Antonio Canova's last feat
What it is and where it is
It is one of the symbols of neoclassicism, this monumental structure, a candid lookout over the Treviso hills. The architectural design is reminiscent of the Roman Pantheon: the main body, round and surmounted by a coffered dome with a central oculus, is preceded by a columned pronaos. Imposing and massive Doric columns support a band of metopes and triglyphs, on which the pediment tympanum rests. Inside the temple we can discover works by various artists, but also, the tomb of Canova, accompanied by his own self-portrait.
Why it is special
This sacred, spiritual and imposing place, in its majestic simplicity, exalts and enhances the area in which it is located and is identified with a complete and multifaceted artist like Canova. This should not come as much of a surprise, since it was the sculptor himself who designed the temple, laid its foundation stone in 1819, and donated it to the Possagno community. However, we also have to thank Canova's brother, Msgr. Giovan Battista Sartori, that we have the opportunity to admire this marvel today: it is he who continued the work for a good 10 years after his illustrious brother's death in 1822.
Not to be missed
A few meters from the temple is the Gipsoteca and Birthplace of Antonio Canova: it is not only a place of inestimable beauty but also the largest collection of monographic plaster casts in Europe. The house also houses a collection of paintings that Canova made between 1798 and 1800, in which the artist's sculptural ideas take shape in an alternative method.
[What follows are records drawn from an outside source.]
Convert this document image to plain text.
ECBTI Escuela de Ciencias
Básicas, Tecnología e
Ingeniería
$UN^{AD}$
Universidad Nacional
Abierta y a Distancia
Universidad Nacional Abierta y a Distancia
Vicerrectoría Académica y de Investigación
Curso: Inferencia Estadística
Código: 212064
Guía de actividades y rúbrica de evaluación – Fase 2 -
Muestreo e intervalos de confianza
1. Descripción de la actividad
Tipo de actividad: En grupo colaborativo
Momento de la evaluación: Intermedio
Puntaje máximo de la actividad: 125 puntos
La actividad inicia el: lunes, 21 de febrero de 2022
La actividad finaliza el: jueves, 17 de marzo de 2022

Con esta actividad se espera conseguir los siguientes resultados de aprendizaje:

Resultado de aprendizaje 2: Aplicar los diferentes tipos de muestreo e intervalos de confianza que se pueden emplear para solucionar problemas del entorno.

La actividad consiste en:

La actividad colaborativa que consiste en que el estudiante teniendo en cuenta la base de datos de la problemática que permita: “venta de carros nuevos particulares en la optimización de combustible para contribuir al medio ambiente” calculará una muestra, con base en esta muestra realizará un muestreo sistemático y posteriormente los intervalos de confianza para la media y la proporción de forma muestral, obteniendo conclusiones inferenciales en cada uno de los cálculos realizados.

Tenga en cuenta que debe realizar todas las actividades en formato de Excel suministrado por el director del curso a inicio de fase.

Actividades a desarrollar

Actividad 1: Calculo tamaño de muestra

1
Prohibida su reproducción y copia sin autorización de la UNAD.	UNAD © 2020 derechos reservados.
Also interesting and exciting is the new interactive area dedicated to World War I: new technologies and history give light to an immersive and engaging experience.
A bit of history
The design of the temple required Canova several years of study: the idea took shape in 1804 but the project was completed in 1818, thanks to the help of Pietro Bosio and Luigi Rossini and the advice of Giannantonio Selva and Antonio Diedo. Construction began in 1819 and was supported by the will of Canova and the citizens of Possagno, who offered free building materials and labor. The artist died of 1822. Ten years later the temple was finally inaugurated thanks to his brother, Msgr. Giovan Battista, who thought it fitting to lay Antonio's body inside his last, great work.
Historians tell that Canova's body, after his death, was dismembered into 3 parts: the heart, the seat of the artist's soul, was extracted and given to the Serenissima, which still preserves it inside the Church of Santa Maria Gloriosa dei Frari; the instrument of his art, the right hand, recently reunited with the rest of the body, was taken to the Academy of Fine Arts in Venice to inspire young artists; and the rest of the body was sent to the old parish church in Possagno even before the temple was completed, where it found its final resting place.